Baas rejiminin Xaneqin’i
Araplaştırma politikaları yüzünden ailesiyle birlikte Bağdat’a taşınan
Leyla Kasım, sosyoloji bölümünü kazandı. Gençlik hareketinin içinde yer
alan Leyla ve arkadaşları Kürt özgürlük mücadelesini Irak’ın başkenti
Bağdat’a taşımışlardı. Bu yüzden de Saddam rejiminin hedefi haline
geldiler.
29 Nisan 1974’de bir gece yarısı istihbarat güçleri
tarafından evden alınmıştı. İstihbarat sorumlusu "Saddam’ın öfkelendiren
Leyla sen misin?” diyerek, Ebu Greyb cezaevine götürüldü. Leyla;
Bağdat’ta bir sinema salonuna bomba koymak ve Saddam Hüseyin’in Mısır
dönüşünde havaalanında eylem planı yapmakla suçlandı. Saddam’ı taşıyan
uçağın iki saat geç kalmasıyla saldırının deşifre olduğu iddia edildi.
SADDAM’IN KIZDIĞI AN…
Bir
kaç gün sonra ise ailesine Leyla’nın idam edileceği haberi verildi.

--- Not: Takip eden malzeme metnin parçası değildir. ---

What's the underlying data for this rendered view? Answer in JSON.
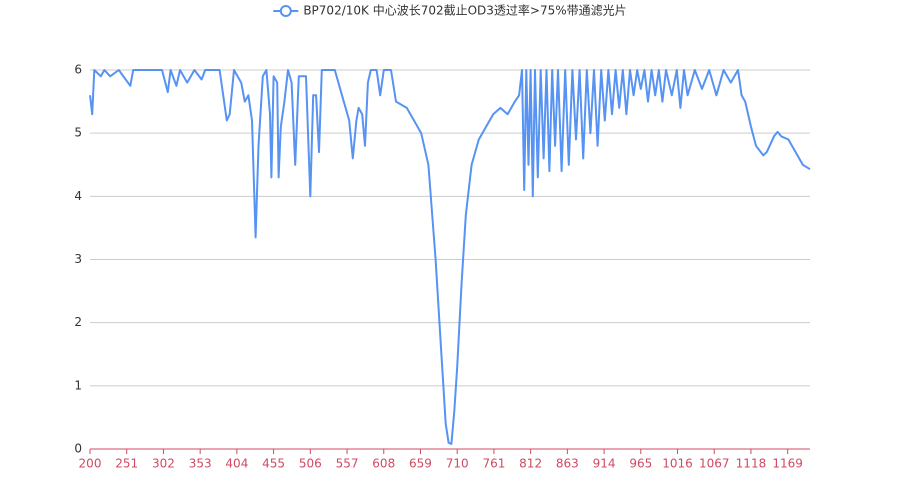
{
  "chart_data": {
    "type": "line",
    "series": [
      {
        "name": "BP702/10K 中心波长702截止OD3透过率>75%带通滤光片",
        "color": "#5793f3",
        "x": [
          200,
          203,
          206,
          215,
          220,
          228,
          240,
          256,
          260,
          280,
          300,
          308,
          312,
          320,
          325,
          335,
          345,
          355,
          360,
          380,
          390,
          394,
          400,
          410,
          415,
          420,
          425,
          430,
          434,
          440,
          445,
          450,
          452,
          455,
          460,
          462,
          465,
          470,
          475,
          480,
          485,
          490,
          500,
          506,
          510,
          514,
          518,
          522,
          540,
          550,
          560,
          565,
          570,
          573,
          578,
          582,
          586,
          590,
          598,
          603,
          608,
          618,
          625,
          640,
          650,
          660,
          670,
          680,
          688,
          694,
          698,
          702,
          706,
          710,
          716,
          722,
          730,
          740,
          750,
          760,
          770,
          780,
          790,
          796,
          800,
          803,
          806,
          809,
          812,
          815,
          818,
          822,
          826,
          830,
          834,
          838,
          842,
          846,
          850,
          855,
          860,
          865,
          870,
          875,
          880,
          885,
          890,
          895,
          900,
          905,
          910,
          915,
          920,
          925,
          930,
          935,
          940,
          945,
          950,
          955,
          960,
          965,
          970,
          975,
          980,
          985,
          990,
          995,
          1000,
          1008,
          1015,
          1020,
          1025,
          1030,
          1040,
          1050,
          1060,
          1070,
          1080,
          1090,
          1100,
          1105,
          1110,
          1118,
          1125,
          1135,
          1140,
          1150,
          1155,
          1160,
          1170,
          1180,
          1190,
          1200
        ],
        "values": [
          5.6,
          5.3,
          6,
          5.9,
          6,
          5.9,
          6,
          5.75,
          6,
          6,
          6,
          5.65,
          6,
          5.75,
          6,
          5.8,
          6,
          5.85,
          6,
          6,
          5.2,
          5.3,
          6,
          5.8,
          5.5,
          5.6,
          5.2,
          3.35,
          4.8,
          5.9,
          6,
          5.3,
          4.3,
          5.9,
          5.8,
          4.3,
          5.1,
          5.5,
          6,
          5.8,
          4.5,
          5.9,
          5.9,
          4.0,
          5.6,
          5.6,
          4.7,
          6,
          6,
          5.6,
          5.2,
          4.6,
          5.2,
          5.4,
          5.3,
          4.8,
          5.8,
          6,
          6,
          5.6,
          6,
          6,
          5.5,
          5.4,
          5.2,
          5.0,
          4.5,
          3.0,
          1.5,
          0.4,
          0.1,
          0.08,
          0.6,
          1.3,
          2.6,
          3.7,
          4.5,
          4.9,
          5.1,
          5.3,
          5.4,
          5.3,
          5.5,
          5.6,
          6,
          4.1,
          6,
          4.5,
          6,
          4.0,
          6,
          4.3,
          6,
          4.6,
          6,
          4.4,
          6,
          4.8,
          6,
          4.4,
          6,
          4.5,
          6,
          4.9,
          6,
          4.6,
          6,
          5.0,
          6,
          4.8,
          6,
          5.2,
          6,
          5.3,
          6,
          5.4,
          6,
          5.3,
          6,
          5.6,
          6,
          5.7,
          6,
          5.5,
          6,
          5.6,
          6,
          5.5,
          6,
          5.6,
          6,
          5.4,
          6,
          5.6,
          6,
          5.7,
          6,
          5.6,
          6,
          5.8,
          6,
          5.6,
          5.5,
          5.1,
          4.8,
          4.65,
          4.7,
          4.95,
          5.02,
          4.95,
          4.9,
          4.7,
          4.5,
          4.43
        ]
      }
    ],
    "xlim": [
      200,
      1200
    ],
    "xticks": [
      200,
      251,
      302,
      353,
      404,
      455,
      506,
      557,
      608,
      659,
      710,
      761,
      812,
      863,
      914,
      965,
      1016,
      1067,
      1118,
      1169
    ],
    "ylim": [
      0,
      6
    ],
    "yticks": [
      0,
      1,
      2,
      3,
      4,
      5,
      6
    ],
    "grid": true,
    "legend": "top"
  }
}
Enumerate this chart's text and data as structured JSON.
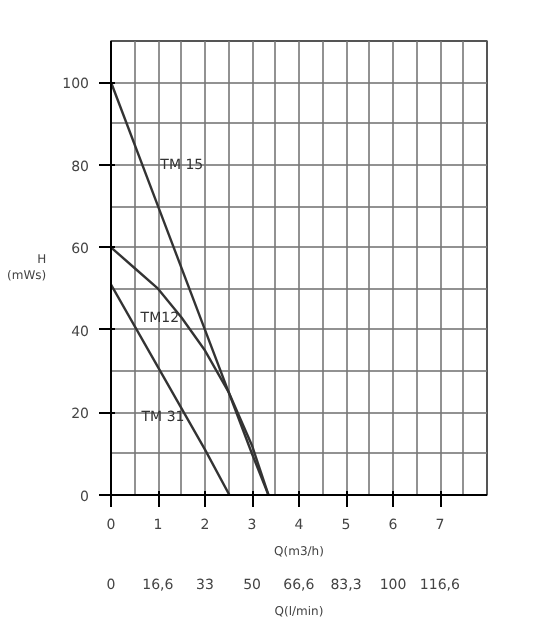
{
  "chart_data": {
    "type": "line",
    "xlabel": "Q(m3/h)",
    "x2label": "Q(l/min)",
    "ylabel": "H\n(mWs)",
    "xlim": [
      0,
      8
    ],
    "xticks": [
      0,
      1,
      2,
      3,
      4,
      5,
      6,
      7
    ],
    "x2lim": [
      0,
      133.3
    ],
    "x2ticks": [
      0,
      {
        "value": 16.6,
        "label": "16,6"
      },
      {
        "value": 33.3,
        "label": "33"
      },
      {
        "value": 50,
        "label": "50"
      },
      {
        "value": 66.6,
        "label": "66,6"
      },
      {
        "value": 83.3,
        "label": "83,3"
      },
      {
        "value": 100,
        "label": "100"
      },
      {
        "value": 116.6,
        "label": "116,6"
      }
    ],
    "ylim": [
      0,
      110
    ],
    "yticks": [
      0,
      20,
      40,
      60,
      80,
      100
    ],
    "grid": true,
    "marker": "none",
    "line_style": "solid",
    "series": [
      {
        "name": "TM 15",
        "color": "#333333",
        "x": [
          0,
          1,
          2,
          3,
          3.35
        ],
        "values": [
          100,
          70,
          40,
          10,
          0
        ]
      },
      {
        "name": "TM12",
        "color": "#333333",
        "x": [
          0,
          0.5,
          1,
          1.5,
          2,
          2.5,
          3,
          3.35
        ],
        "values": [
          60,
          55,
          50,
          43,
          35,
          25,
          12,
          0
        ]
      },
      {
        "name": "TM 31",
        "color": "#333333",
        "x": [
          0,
          1,
          2,
          2.52
        ],
        "values": [
          51,
          31,
          11,
          0
        ]
      }
    ]
  }
}
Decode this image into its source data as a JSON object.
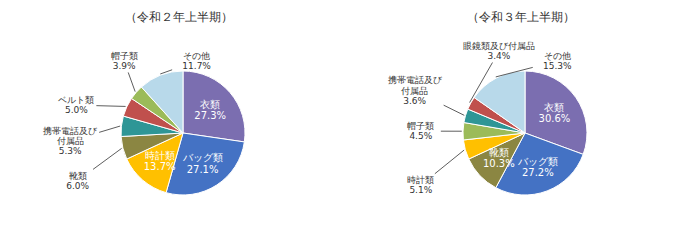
{
  "chart_data": [
    {
      "type": "pie",
      "title": "（令和２年上半期）",
      "categories": [
        "衣類",
        "バッグ類",
        "時計類",
        "靴類",
        "携帯電話及び\n付属品",
        "ベルト類",
        "帽子類",
        "その他"
      ],
      "values": [
        27.3,
        27.1,
        13.7,
        6.0,
        5.3,
        5.0,
        3.9,
        11.7
      ],
      "value_labels": [
        "27.3%",
        "27.1%",
        "13.7%",
        "6.0%",
        "5.3%",
        "5.0%",
        "3.9%",
        "11.7%"
      ],
      "colors": [
        "#7b6eb0",
        "#4472c4",
        "#ffc000",
        "#8b8642",
        "#2e9696",
        "#c0504d",
        "#9bbb59",
        "#b8d9ea"
      ],
      "data_labels": true
    },
    {
      "type": "pie",
      "title": "（令和３年上半期）",
      "categories": [
        "衣類",
        "バッグ類",
        "靴類",
        "時計類",
        "帽子類",
        "携帯電話及び\n付属品",
        "眼鏡類及び付属品",
        "その他"
      ],
      "values": [
        30.6,
        27.2,
        10.3,
        5.1,
        4.5,
        3.6,
        3.4,
        15.3
      ],
      "value_labels": [
        "30.6%",
        "27.2%",
        "10.3%",
        "5.1%",
        "4.5%",
        "3.6%",
        "3.4%",
        "15.3%"
      ],
      "colors": [
        "#7b6eb0",
        "#4472c4",
        "#8b8642",
        "#ffc000",
        "#9bbb59",
        "#2e9696",
        "#c0504d",
        "#b8d9ea"
      ],
      "data_labels": true
    }
  ]
}
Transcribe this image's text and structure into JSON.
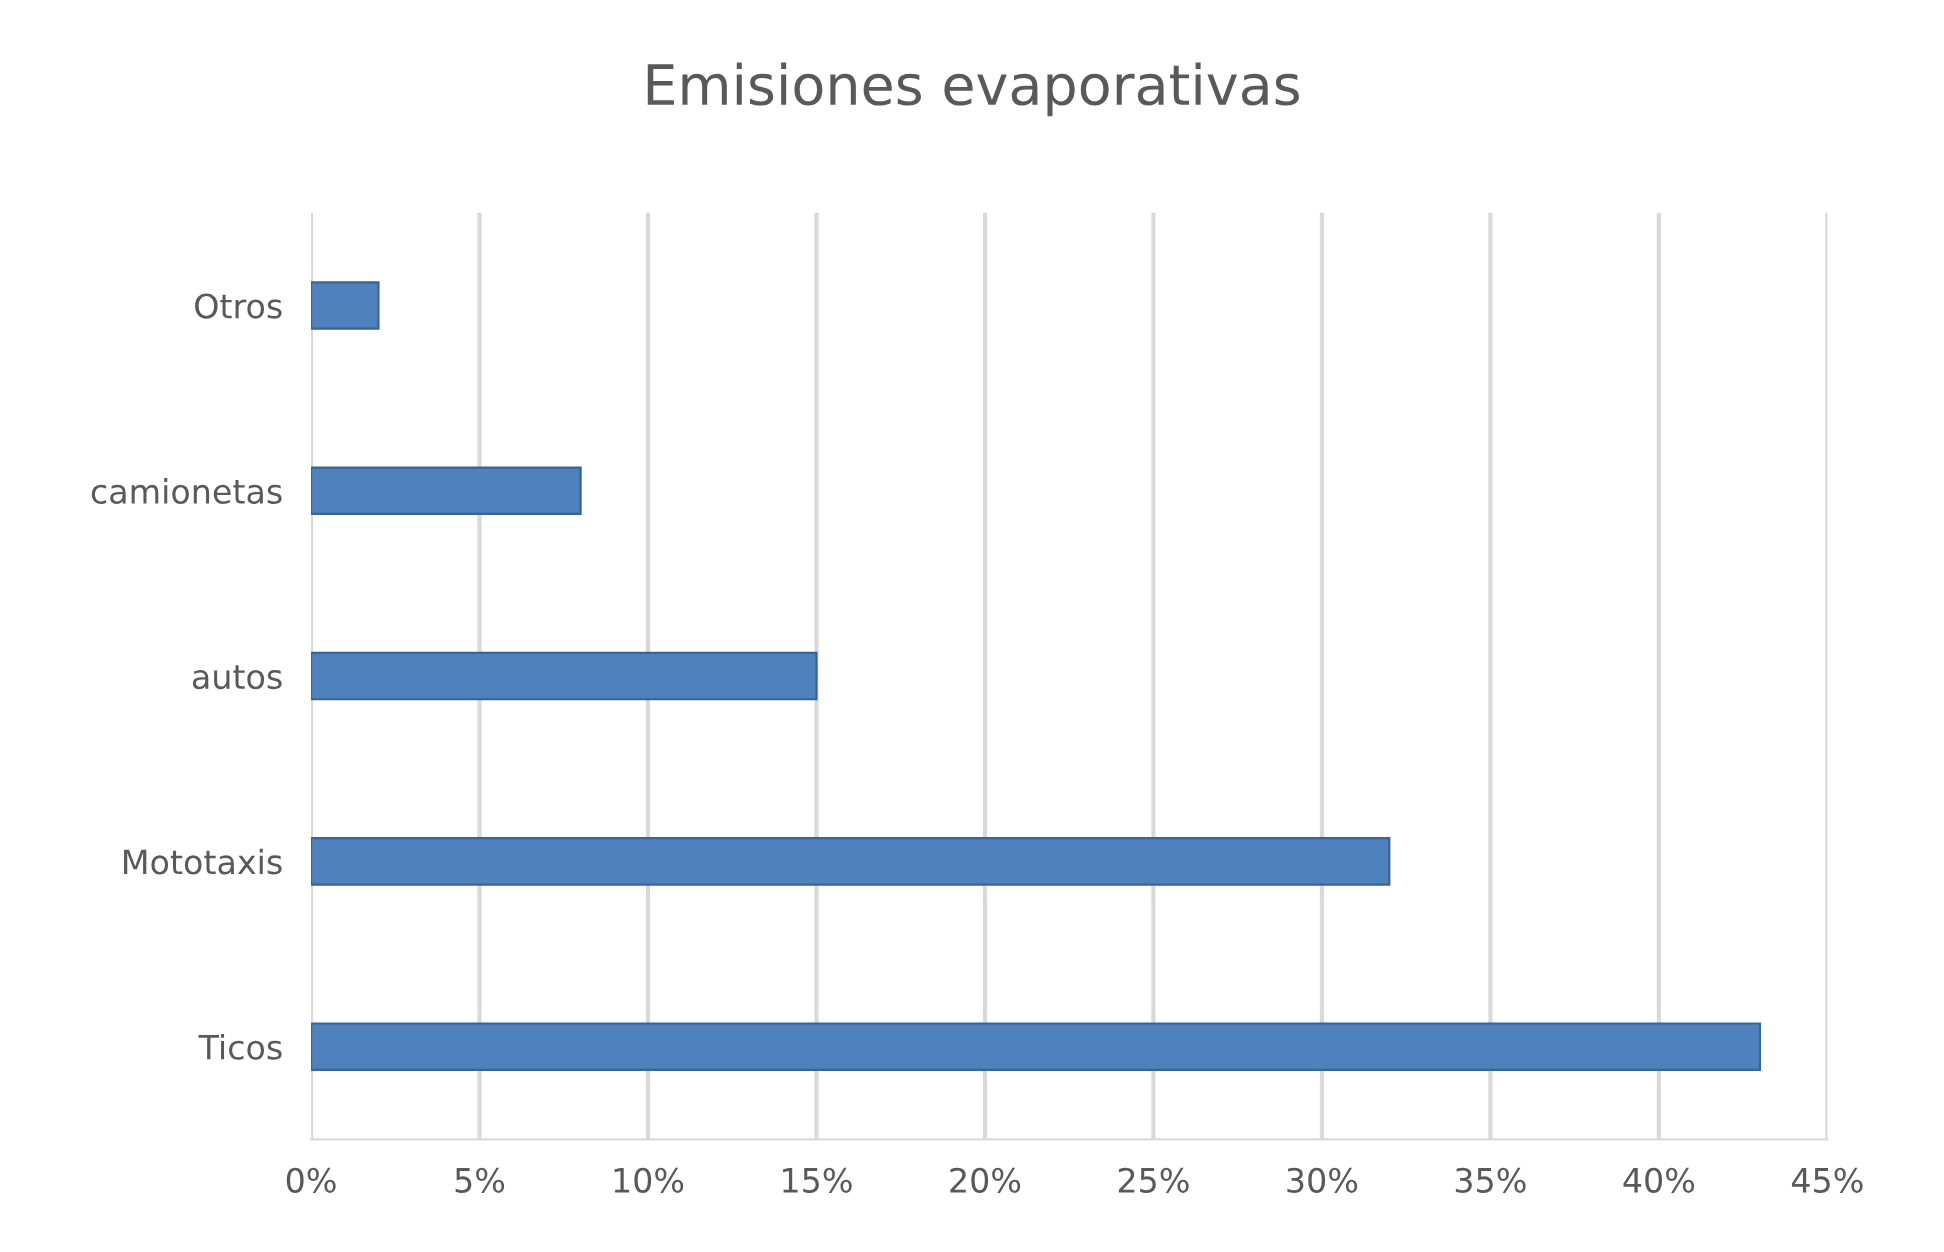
{
  "chart_data": {
    "type": "bar",
    "orientation": "horizontal",
    "title": "Emisiones evaporativas",
    "categories": [
      "Otros",
      "camionetas",
      "autos",
      "Mototaxis",
      "Ticos"
    ],
    "values": [
      2,
      8,
      15,
      32,
      43
    ],
    "color": "#4f81bd",
    "xlim": [
      0,
      45
    ],
    "xticks": [
      {
        "value": 0,
        "label": "0%"
      },
      {
        "value": 5,
        "label": "5%"
      },
      {
        "value": 10,
        "label": "10%"
      },
      {
        "value": 15,
        "label": "15%"
      },
      {
        "value": 20,
        "label": "20%"
      },
      {
        "value": 25,
        "label": "25%"
      },
      {
        "value": 30,
        "label": "30%"
      },
      {
        "value": 35,
        "label": "35%"
      },
      {
        "value": 40,
        "label": "40%"
      },
      {
        "value": 45,
        "label": "45%"
      }
    ],
    "grid": "x",
    "legend": false
  }
}
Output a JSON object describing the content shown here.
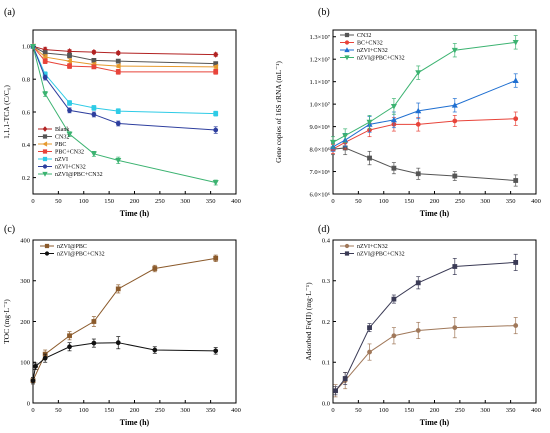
{
  "chart_data": [
    {
      "panel": "(a)",
      "type": "line",
      "xlabel": "Time (h)",
      "ylabel": "1,1,1-TCA (C/C₀)",
      "xlim": [
        0,
        400
      ],
      "ylim": [
        0.1,
        1.1
      ],
      "xticks": [
        0,
        50,
        100,
        150,
        200,
        250,
        300,
        350,
        400
      ],
      "yticks": [
        0.2,
        0.4,
        0.6,
        0.8,
        1.0
      ],
      "ytick_labels": [
        "0.2",
        "0.4",
        "0.6",
        "0.8",
        "1.0"
      ],
      "legend_position": "bottom-left",
      "series": [
        {
          "name": "Blank",
          "color": "#b22222",
          "marker": "diamond",
          "x": [
            0,
            24,
            72,
            120,
            168,
            360
          ],
          "y": [
            1.0,
            0.98,
            0.97,
            0.965,
            0.96,
            0.95
          ],
          "err": [
            0.01,
            0.015,
            0.01,
            0.01,
            0.01,
            0.01
          ]
        },
        {
          "name": "CN32",
          "color": "#555555",
          "marker": "square",
          "x": [
            0,
            24,
            72,
            120,
            168,
            360
          ],
          "y": [
            1.0,
            0.96,
            0.945,
            0.915,
            0.91,
            0.895
          ],
          "err": [
            0.01,
            0.015,
            0.015,
            0.01,
            0.01,
            0.01
          ]
        },
        {
          "name": "PBC",
          "color": "#e69a2e",
          "marker": "triangle-left",
          "x": [
            0,
            24,
            72,
            120,
            168,
            360
          ],
          "y": [
            1.0,
            0.935,
            0.91,
            0.89,
            0.88,
            0.875
          ],
          "err": [
            0.01,
            0.015,
            0.015,
            0.01,
            0.01,
            0.01
          ]
        },
        {
          "name": "PBC+CN32",
          "color": "#e8443a",
          "marker": "square",
          "x": [
            0,
            24,
            72,
            120,
            168,
            360
          ],
          "y": [
            1.0,
            0.91,
            0.88,
            0.875,
            0.845,
            0.845
          ],
          "err": [
            0.01,
            0.015,
            0.015,
            0.01,
            0.015,
            0.015
          ]
        },
        {
          "name": "nZVI",
          "color": "#2ecbe6",
          "marker": "square",
          "x": [
            0,
            24,
            72,
            120,
            168,
            360
          ],
          "y": [
            1.0,
            0.83,
            0.655,
            0.625,
            0.605,
            0.59
          ],
          "err": [
            0.01,
            0.015,
            0.015,
            0.015,
            0.015,
            0.015
          ]
        },
        {
          "name": "nZVI+CN32",
          "color": "#2d3e9e",
          "marker": "circle",
          "x": [
            0,
            24,
            72,
            120,
            168,
            360
          ],
          "y": [
            1.0,
            0.81,
            0.61,
            0.585,
            0.53,
            0.49
          ],
          "err": [
            0.01,
            0.015,
            0.015,
            0.015,
            0.015,
            0.02
          ]
        },
        {
          "name": "nZVI@PBC+CN32",
          "color": "#3cb371",
          "marker": "triangle-down",
          "x": [
            0,
            24,
            72,
            120,
            168,
            360
          ],
          "y": [
            1.0,
            0.71,
            0.465,
            0.345,
            0.305,
            0.17
          ],
          "err": [
            0.01,
            0.015,
            0.015,
            0.015,
            0.02,
            0.015
          ]
        }
      ]
    },
    {
      "panel": "(b)",
      "type": "line",
      "xlabel": "Time (h)",
      "ylabel": "Gene copies of 16S rRNA (mL⁻¹)",
      "xlim": [
        0,
        400
      ],
      "ylim": [
        6.0,
        13.3
      ],
      "xticks": [
        0,
        50,
        100,
        150,
        200,
        250,
        300,
        350,
        400
      ],
      "yticks": [
        6,
        7,
        8,
        9,
        10,
        11,
        12,
        13
      ],
      "ytick_labels": [
        "6.0×10⁶",
        "7.0×10⁶",
        "8.0×10⁶",
        "9.0×10⁶",
        "1.0×10⁷",
        "1.1×10⁷",
        "1.2×10⁷",
        "1.3×10⁷"
      ],
      "legend_position": "top-left",
      "series": [
        {
          "name": "CN32",
          "color": "#555555",
          "marker": "square",
          "x": [
            0,
            24,
            72,
            120,
            168,
            240,
            360
          ],
          "y": [
            8.0,
            8.05,
            7.6,
            7.15,
            6.9,
            6.8,
            6.6
          ],
          "err": [
            0.25,
            0.3,
            0.3,
            0.25,
            0.25,
            0.2,
            0.25
          ]
        },
        {
          "name": "BC+CN32",
          "color": "#e8443a",
          "marker": "circle",
          "x": [
            0,
            24,
            72,
            120,
            168,
            240,
            360
          ],
          "y": [
            8.0,
            8.3,
            8.85,
            9.1,
            9.1,
            9.25,
            9.35
          ],
          "err": [
            0.2,
            0.3,
            0.3,
            0.3,
            0.3,
            0.25,
            0.3
          ]
        },
        {
          "name": "nZVI+CN32",
          "color": "#1f6fd1",
          "marker": "triangle-up",
          "x": [
            0,
            24,
            72,
            120,
            168,
            240,
            360
          ],
          "y": [
            8.1,
            8.4,
            9.1,
            9.3,
            9.7,
            9.95,
            11.05
          ],
          "err": [
            0.2,
            0.3,
            0.35,
            0.35,
            0.35,
            0.3,
            0.3
          ]
        },
        {
          "name": "nZVI@PBC+CN32",
          "color": "#3cb371",
          "marker": "triangle-down",
          "x": [
            0,
            24,
            72,
            120,
            168,
            240,
            360
          ],
          "y": [
            8.3,
            8.6,
            9.2,
            9.9,
            11.4,
            12.4,
            12.75
          ],
          "err": [
            0.25,
            0.3,
            0.3,
            0.35,
            0.3,
            0.3,
            0.3
          ]
        }
      ]
    },
    {
      "panel": "(c)",
      "type": "line",
      "xlabel": "Time (h)",
      "ylabel": "TOC (mg·L⁻¹)",
      "xlim": [
        0,
        400
      ],
      "ylim": [
        0,
        400
      ],
      "xticks": [
        0,
        50,
        100,
        150,
        200,
        250,
        300,
        350,
        400
      ],
      "yticks": [
        0,
        100,
        200,
        300,
        400
      ],
      "ytick_labels": [
        "0",
        "100",
        "200",
        "300",
        "400"
      ],
      "legend_position": "top-left",
      "series": [
        {
          "name": "nZVI@PBC",
          "color": "#8b5a2b",
          "marker": "square",
          "x": [
            0,
            24,
            72,
            120,
            168,
            240,
            360
          ],
          "y": [
            55,
            120,
            165,
            200,
            280,
            330,
            355
          ],
          "err": [
            8,
            10,
            10,
            12,
            10,
            8,
            8
          ]
        },
        {
          "name": "nZVI@PBC+CN32",
          "color": "#111111",
          "marker": "circle",
          "x": [
            0,
            5,
            24,
            72,
            120,
            168,
            240,
            360
          ],
          "y": [
            55,
            90,
            110,
            138,
            147,
            148,
            130,
            128
          ],
          "err": [
            8,
            8,
            10,
            10,
            10,
            15,
            8,
            8
          ]
        }
      ]
    },
    {
      "panel": "(d)",
      "type": "line",
      "xlabel": "Time (h)",
      "ylabel": "Adsorbed Fe(II) (mg·L⁻¹)",
      "xlim": [
        0,
        400
      ],
      "ylim": [
        0.0,
        0.4
      ],
      "xticks": [
        0,
        50,
        100,
        150,
        200,
        250,
        300,
        350,
        400
      ],
      "yticks": [
        0.0,
        0.1,
        0.2,
        0.3,
        0.4
      ],
      "ytick_labels": [
        "0.0",
        "0.1",
        "0.2",
        "0.3",
        "0.4"
      ],
      "legend_position": "top-left",
      "series": [
        {
          "name": "nZVI+CN32",
          "color": "#a0785a",
          "marker": "circle",
          "x": [
            5,
            24,
            72,
            120,
            168,
            240,
            360
          ],
          "y": [
            0.03,
            0.055,
            0.125,
            0.165,
            0.178,
            0.185,
            0.19
          ],
          "err": [
            0.015,
            0.02,
            0.02,
            0.02,
            0.02,
            0.025,
            0.02
          ]
        },
        {
          "name": "nZVI@PBC+CN32",
          "color": "#3a3a55",
          "marker": "square",
          "x": [
            5,
            24,
            72,
            120,
            168,
            240,
            360
          ],
          "y": [
            0.03,
            0.06,
            0.185,
            0.255,
            0.295,
            0.335,
            0.345
          ],
          "err": [
            0.01,
            0.015,
            0.01,
            0.01,
            0.015,
            0.02,
            0.02
          ]
        }
      ]
    }
  ]
}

Ferah adında bir Kürt tutukluyu görme gerekçesiyle Ebu Greyb’e giden
annesi Leyla ile görüşme fırsatı yakaladı. Ablası Sabiha Kasım,
Leyla’nın şunları söylediğini aktardı:
"Güzel annem; tasalanma,
ben bir dava insanıyım artık. Kürt halkı ve Kürdistan için savaşıyorum.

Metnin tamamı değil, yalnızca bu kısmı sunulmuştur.